Clarifying the nature of money – Fellows’ seminar by JP Smit

20 October 2020

STIAS fellow JP Smit of the Department of Philosophy at Stellenbosch University explained that his overall project is about the ontological status of institutions, i.e. countries, borders, universities, companies, money, etc.  In May 2020 he presented a webinar which gave an overview of his understanding of the concept of institutional objects. In his second presentation he focused more narrowly on a subject close to many of our hearts – the concept of money.

STIAS Fellow JP Smit during his seminar on 15 October 2020

“I’m aiming to address two questions,” he said. “Firstly, what does being money consist of? And secondly, what kinds of things can be money?”

He pointed out that conceptual clarifications like this become particularly relevant if we look at the rise in cryptocurrencies like Bitcoin.

“I argue that something is money if, and only if, it is typically acquired in order to realise the reduction in transaction costs that accrues by virtue of agents coordinating on acquiring the same thing when deciding what thing to acquire in order to exchange,” he said.

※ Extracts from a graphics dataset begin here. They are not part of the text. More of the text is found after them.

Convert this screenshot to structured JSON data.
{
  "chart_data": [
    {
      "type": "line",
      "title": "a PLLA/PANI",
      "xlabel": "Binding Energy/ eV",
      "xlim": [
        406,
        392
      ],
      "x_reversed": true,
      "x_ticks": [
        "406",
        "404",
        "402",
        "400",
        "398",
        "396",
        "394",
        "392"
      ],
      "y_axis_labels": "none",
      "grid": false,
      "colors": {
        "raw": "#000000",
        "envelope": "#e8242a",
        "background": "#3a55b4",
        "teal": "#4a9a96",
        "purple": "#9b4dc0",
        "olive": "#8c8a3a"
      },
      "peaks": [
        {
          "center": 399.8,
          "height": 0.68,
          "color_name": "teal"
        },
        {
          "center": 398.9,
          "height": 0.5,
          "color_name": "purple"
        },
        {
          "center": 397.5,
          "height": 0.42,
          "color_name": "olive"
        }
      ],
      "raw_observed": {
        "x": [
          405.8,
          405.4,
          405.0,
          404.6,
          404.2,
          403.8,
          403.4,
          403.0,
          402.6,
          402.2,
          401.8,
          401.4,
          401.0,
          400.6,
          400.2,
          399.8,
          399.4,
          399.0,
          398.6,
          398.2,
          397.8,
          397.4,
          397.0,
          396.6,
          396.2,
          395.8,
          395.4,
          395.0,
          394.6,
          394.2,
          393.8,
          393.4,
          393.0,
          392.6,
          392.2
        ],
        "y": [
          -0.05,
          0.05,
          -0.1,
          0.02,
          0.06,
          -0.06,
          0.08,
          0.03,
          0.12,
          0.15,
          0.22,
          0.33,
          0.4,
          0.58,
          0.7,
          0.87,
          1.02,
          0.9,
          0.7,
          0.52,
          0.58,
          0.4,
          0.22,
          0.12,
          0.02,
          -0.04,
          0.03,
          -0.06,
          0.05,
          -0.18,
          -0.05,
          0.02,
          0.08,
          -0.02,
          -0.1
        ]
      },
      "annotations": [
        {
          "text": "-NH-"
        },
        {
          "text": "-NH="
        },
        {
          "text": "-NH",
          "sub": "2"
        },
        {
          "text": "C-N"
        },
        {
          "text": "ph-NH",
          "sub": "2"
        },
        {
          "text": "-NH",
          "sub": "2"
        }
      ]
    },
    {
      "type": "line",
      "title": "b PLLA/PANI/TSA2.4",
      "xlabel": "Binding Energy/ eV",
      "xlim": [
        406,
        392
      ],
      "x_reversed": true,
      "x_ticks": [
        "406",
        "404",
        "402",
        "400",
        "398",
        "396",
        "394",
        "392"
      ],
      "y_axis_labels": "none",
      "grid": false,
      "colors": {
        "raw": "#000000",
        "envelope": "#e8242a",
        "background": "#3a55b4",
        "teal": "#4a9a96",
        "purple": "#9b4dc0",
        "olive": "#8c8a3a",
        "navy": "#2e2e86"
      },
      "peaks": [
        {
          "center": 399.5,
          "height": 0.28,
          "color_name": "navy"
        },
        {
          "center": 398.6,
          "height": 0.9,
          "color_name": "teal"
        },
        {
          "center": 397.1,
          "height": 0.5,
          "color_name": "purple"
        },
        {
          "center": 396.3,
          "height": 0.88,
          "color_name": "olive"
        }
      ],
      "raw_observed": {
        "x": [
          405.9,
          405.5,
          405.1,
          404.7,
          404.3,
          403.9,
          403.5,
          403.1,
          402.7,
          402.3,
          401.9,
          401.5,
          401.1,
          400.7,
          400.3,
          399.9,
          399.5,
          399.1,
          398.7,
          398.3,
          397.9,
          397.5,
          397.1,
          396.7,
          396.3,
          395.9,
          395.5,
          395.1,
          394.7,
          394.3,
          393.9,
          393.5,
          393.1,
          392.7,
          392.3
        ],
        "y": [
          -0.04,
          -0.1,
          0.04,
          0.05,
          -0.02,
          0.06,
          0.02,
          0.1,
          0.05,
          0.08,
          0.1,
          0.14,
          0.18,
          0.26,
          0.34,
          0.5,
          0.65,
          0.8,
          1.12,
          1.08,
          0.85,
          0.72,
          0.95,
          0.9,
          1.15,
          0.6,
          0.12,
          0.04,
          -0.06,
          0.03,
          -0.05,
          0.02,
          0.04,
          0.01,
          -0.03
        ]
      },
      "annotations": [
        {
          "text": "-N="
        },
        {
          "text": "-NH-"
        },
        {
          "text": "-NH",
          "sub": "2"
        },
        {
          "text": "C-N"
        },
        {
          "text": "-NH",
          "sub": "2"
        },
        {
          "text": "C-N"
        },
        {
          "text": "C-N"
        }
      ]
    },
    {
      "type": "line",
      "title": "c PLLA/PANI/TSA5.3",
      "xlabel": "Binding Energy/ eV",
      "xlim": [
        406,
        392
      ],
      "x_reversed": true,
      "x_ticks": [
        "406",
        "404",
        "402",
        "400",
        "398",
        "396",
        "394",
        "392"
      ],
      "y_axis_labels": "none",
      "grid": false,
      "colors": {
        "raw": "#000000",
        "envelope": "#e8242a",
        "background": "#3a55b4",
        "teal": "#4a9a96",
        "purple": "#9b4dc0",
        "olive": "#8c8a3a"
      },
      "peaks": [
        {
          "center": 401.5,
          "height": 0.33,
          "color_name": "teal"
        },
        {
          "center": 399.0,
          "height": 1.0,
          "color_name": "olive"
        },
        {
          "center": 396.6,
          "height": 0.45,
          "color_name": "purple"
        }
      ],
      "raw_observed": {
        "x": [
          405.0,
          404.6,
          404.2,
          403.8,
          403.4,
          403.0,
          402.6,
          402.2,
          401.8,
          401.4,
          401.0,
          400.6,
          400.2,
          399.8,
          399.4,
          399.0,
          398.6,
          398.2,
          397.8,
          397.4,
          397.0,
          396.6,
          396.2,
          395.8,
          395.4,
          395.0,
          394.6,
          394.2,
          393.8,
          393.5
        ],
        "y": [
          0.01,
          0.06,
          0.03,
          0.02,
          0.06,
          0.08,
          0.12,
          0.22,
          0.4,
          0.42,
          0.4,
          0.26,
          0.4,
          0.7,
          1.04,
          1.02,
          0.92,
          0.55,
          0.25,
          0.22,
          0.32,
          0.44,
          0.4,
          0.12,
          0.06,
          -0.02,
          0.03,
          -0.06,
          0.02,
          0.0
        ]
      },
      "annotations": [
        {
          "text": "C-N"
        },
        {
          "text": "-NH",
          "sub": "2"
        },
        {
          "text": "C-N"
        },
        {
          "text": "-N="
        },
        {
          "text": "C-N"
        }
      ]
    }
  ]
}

“I also argue against the common view that a variety of things (notes, coins, gold, cigarettes, etc.) can be money. All monetary systems are best interpreted as implementing the same basic protocol. Money, i.e. the thing that we coordinate on acquiring in order to lower our transaction costs, is, in all cases, a set of positions on an abstract mathematical object, namely a relative-ratio scale. The things that we ordinarily call ‘money’ are merely records of positions on such a scale.”

“Another way to say that is that the only thing that really matters is the percentage everyone has, not the absolute numerical value. It’s all about fractions of a total; we keep records of such totals in radically different ways.”

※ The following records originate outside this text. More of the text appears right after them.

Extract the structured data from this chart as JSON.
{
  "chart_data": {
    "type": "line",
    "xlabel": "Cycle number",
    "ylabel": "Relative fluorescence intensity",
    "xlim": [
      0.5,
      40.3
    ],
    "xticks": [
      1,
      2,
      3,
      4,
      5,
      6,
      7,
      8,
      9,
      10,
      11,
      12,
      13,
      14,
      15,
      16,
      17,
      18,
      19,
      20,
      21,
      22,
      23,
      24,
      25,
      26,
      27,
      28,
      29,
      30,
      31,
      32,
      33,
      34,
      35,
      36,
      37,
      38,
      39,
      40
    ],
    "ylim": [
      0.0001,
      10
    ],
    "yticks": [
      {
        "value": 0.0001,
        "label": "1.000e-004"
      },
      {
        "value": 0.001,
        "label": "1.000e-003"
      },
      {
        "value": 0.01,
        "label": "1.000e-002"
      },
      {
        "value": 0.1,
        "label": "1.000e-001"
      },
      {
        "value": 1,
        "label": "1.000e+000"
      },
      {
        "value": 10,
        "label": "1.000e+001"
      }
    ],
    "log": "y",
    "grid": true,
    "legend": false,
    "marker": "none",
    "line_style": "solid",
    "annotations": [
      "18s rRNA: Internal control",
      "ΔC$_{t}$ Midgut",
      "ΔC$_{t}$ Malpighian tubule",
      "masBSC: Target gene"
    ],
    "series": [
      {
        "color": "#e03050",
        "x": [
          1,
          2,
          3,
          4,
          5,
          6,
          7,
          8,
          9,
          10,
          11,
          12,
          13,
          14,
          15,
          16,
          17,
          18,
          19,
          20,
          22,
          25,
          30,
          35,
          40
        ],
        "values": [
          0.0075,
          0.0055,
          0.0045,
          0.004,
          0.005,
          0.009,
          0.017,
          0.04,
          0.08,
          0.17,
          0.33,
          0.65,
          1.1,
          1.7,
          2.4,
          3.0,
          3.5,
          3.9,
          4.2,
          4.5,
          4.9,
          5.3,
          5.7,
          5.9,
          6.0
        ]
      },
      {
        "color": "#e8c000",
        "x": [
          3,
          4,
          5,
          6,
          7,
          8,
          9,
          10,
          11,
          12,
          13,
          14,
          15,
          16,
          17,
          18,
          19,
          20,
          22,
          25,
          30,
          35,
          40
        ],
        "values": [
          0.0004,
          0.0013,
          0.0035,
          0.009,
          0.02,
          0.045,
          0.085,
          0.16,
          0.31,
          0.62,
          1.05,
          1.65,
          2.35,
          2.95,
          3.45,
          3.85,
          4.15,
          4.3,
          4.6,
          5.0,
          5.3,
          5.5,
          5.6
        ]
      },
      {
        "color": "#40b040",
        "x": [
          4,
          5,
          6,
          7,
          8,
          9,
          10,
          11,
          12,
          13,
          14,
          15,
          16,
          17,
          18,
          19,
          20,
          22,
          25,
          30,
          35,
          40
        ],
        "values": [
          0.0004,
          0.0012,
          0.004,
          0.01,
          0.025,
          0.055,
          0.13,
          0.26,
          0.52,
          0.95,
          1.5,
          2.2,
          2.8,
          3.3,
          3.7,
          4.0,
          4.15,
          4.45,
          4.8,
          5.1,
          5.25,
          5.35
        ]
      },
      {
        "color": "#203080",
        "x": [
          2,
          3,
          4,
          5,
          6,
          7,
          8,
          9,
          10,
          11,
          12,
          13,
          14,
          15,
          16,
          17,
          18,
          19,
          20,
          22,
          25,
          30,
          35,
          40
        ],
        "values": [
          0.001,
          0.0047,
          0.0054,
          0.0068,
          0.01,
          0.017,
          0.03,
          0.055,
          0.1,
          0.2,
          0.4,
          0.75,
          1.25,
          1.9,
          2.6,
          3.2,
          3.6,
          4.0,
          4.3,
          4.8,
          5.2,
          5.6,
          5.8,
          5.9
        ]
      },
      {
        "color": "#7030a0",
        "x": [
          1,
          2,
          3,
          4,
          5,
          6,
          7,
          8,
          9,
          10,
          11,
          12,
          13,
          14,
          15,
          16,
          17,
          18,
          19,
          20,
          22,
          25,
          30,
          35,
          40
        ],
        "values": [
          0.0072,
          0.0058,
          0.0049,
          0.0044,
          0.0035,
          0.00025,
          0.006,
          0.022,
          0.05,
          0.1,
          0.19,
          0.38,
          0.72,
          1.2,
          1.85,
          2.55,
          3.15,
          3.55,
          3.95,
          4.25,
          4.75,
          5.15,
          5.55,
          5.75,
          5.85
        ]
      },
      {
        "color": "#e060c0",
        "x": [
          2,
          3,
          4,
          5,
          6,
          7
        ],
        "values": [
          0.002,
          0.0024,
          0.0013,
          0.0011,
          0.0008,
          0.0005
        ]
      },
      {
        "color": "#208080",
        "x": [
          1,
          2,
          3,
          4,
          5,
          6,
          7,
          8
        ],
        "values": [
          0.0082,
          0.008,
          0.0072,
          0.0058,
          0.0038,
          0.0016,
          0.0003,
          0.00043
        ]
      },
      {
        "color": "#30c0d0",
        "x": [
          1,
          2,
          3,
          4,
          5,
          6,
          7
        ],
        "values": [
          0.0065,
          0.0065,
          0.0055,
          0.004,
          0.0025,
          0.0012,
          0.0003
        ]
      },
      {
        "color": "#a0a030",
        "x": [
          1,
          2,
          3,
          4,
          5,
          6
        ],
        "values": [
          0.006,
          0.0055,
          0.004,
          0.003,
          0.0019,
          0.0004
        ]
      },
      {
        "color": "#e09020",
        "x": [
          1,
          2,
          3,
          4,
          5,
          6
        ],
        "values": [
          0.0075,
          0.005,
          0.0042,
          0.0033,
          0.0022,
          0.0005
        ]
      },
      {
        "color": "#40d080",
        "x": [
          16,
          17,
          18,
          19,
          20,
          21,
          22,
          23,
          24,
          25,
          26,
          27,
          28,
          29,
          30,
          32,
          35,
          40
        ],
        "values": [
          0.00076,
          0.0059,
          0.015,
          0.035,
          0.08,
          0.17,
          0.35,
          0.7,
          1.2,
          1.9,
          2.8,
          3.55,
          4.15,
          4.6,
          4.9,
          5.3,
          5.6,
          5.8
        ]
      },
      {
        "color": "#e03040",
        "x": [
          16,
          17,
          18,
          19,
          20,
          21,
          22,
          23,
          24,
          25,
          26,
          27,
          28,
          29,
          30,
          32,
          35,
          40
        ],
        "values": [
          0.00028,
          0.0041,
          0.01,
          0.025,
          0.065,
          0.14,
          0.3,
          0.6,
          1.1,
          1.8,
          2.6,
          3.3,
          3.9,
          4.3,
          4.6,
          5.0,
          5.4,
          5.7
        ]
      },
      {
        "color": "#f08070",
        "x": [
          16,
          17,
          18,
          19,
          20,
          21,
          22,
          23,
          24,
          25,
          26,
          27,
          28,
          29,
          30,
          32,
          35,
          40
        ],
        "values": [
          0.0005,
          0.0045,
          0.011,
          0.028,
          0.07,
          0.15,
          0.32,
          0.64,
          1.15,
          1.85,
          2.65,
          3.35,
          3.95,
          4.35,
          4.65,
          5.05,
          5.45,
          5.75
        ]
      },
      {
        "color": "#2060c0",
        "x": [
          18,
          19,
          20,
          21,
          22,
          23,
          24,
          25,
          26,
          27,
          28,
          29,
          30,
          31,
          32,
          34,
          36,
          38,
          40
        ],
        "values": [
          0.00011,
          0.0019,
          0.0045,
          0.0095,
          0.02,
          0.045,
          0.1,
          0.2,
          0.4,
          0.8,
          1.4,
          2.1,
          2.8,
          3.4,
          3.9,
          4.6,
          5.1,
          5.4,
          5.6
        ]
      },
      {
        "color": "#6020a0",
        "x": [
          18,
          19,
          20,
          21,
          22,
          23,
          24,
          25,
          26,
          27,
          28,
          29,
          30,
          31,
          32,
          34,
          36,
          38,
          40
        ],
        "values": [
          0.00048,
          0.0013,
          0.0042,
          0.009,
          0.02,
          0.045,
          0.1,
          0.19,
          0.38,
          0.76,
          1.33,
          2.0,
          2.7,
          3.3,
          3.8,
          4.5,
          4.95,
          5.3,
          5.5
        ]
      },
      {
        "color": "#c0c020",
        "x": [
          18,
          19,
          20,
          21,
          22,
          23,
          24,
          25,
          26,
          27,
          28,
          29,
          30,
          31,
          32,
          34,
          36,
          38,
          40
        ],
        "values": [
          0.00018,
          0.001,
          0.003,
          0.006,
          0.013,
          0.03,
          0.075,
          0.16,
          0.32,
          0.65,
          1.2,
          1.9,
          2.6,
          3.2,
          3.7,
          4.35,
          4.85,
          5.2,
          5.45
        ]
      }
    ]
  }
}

All choosing to do the same thing

“Something is money if it is a medium of exchange, a store of value, or a unit of account, but only the first condition is definitional. Being a unit of account is a consequence of being a medium of exchange, and so is the matter of being a store of value,” he continued. “Money is required for reducing transaction costs that accrue by virtue of social coordination. It doesn’t matter what we do, as long as we all do the same thing.”

He described it as a coordination game – in which what is money or currency is a choice and, as for other social objects, we are incentivised to use them as such because of the associated good and bad consequences. “One way, though only one way, in which this can happen is that governments declare something money – and we have to have it in order to be able to pay tax and be part of the system. The network effect is the main incentive – others have it, so you must too.”

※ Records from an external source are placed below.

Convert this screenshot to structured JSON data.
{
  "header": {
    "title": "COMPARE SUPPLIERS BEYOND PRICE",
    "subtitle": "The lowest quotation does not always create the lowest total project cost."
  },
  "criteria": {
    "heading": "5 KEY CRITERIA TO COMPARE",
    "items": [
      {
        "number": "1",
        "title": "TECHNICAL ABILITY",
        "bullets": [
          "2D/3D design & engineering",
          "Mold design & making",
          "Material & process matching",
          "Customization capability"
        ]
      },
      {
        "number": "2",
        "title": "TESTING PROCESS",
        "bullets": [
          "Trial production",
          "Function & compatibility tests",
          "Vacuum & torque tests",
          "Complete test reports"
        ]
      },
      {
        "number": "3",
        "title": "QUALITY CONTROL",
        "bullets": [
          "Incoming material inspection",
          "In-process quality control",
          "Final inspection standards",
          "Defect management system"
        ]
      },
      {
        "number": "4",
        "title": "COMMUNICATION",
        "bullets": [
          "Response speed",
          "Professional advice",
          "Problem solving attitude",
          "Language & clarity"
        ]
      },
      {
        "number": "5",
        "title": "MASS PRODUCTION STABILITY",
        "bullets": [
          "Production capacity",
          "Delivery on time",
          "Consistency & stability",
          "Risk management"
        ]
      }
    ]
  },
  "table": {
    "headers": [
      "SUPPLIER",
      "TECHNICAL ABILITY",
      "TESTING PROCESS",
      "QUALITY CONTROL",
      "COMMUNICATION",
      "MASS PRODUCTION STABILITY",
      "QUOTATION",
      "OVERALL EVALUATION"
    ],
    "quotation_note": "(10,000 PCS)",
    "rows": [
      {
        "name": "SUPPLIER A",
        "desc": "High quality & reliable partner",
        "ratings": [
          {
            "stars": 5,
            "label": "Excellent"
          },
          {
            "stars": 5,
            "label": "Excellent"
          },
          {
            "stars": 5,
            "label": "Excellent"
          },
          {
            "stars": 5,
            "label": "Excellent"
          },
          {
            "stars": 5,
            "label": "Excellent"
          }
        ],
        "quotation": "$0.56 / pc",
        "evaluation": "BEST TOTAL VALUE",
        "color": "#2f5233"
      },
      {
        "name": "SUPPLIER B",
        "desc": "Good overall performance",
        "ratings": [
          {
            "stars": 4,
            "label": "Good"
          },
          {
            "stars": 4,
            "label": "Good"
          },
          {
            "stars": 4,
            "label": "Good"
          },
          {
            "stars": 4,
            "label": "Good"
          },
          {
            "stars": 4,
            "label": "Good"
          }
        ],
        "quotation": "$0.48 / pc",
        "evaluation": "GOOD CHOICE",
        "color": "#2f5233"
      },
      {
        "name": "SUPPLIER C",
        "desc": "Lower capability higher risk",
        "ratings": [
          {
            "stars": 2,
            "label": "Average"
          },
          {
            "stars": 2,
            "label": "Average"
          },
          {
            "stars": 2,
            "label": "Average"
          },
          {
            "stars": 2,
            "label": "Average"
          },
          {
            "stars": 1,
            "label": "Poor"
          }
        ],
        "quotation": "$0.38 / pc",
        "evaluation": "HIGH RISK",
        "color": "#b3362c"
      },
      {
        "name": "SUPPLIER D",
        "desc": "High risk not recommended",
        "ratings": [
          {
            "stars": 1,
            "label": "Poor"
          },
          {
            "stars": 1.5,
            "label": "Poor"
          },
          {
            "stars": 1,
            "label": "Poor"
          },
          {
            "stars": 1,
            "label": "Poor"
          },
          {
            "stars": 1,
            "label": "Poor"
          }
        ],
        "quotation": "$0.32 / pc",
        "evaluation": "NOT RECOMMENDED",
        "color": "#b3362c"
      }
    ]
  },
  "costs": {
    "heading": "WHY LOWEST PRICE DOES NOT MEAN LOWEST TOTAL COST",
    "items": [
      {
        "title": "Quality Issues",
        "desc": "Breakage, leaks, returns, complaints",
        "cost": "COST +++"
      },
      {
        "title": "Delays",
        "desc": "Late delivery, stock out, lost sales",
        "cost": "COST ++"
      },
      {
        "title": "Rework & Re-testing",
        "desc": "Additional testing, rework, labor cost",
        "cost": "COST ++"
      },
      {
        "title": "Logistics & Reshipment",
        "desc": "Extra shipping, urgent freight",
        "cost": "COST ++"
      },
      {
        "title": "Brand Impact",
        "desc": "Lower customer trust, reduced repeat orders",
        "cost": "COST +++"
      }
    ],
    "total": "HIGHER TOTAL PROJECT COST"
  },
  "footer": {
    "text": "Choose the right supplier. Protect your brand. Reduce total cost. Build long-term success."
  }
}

Once we have settled on something, a standard emerges. The key is the reduction in transaction costs. “This means that theoretically you can issue your own currency but other people must be willing to accept it. Money is built on faith and trust – but this is not blind trust or irrational faith. Just like driving on the left or obeying a traffic light depends on trust, but not irrational trust. If you opt out of money, the money in your pocket becomes useless, so there is no reason to unilaterally do so.”

He pointed out that probably less than 10% of money is actually printed, but that, even if printed, “physical dollars and electronic dollars are records of a position on a relative-ratio scale.  Both keep track of the same fact”.

Relative-scale numbers are numbers that mean something in relation to each other. Owning money therefore gives a particular position on a relative-ratio scale. “And people exchange positions based on that scale.”

“It’s all just records,” he added. “Everyone has some fraction of the total and gain must always be matched by loss on the relative scale. If the government prints money, the absolute number of money you have doesn’t change but the relative number does. The fraction of the total is what matters. So, if someone loses, someone else has more. This is so in a way that is conceptually prior to matters concerning dynamic effects or a rise in price levels, etc.”

“By my definition Bitcoin is not money – it’s not a medium of exchange but rather a speculative asset,” he said.

Asked why there is a need for such clarifications, he explained: “It’s about conceptual clarity. Where human behaviour rests on a fallacy, conceptual clarity rules out a number of such fallacies. Once you see things clearly, you are less likely to get things wrong.”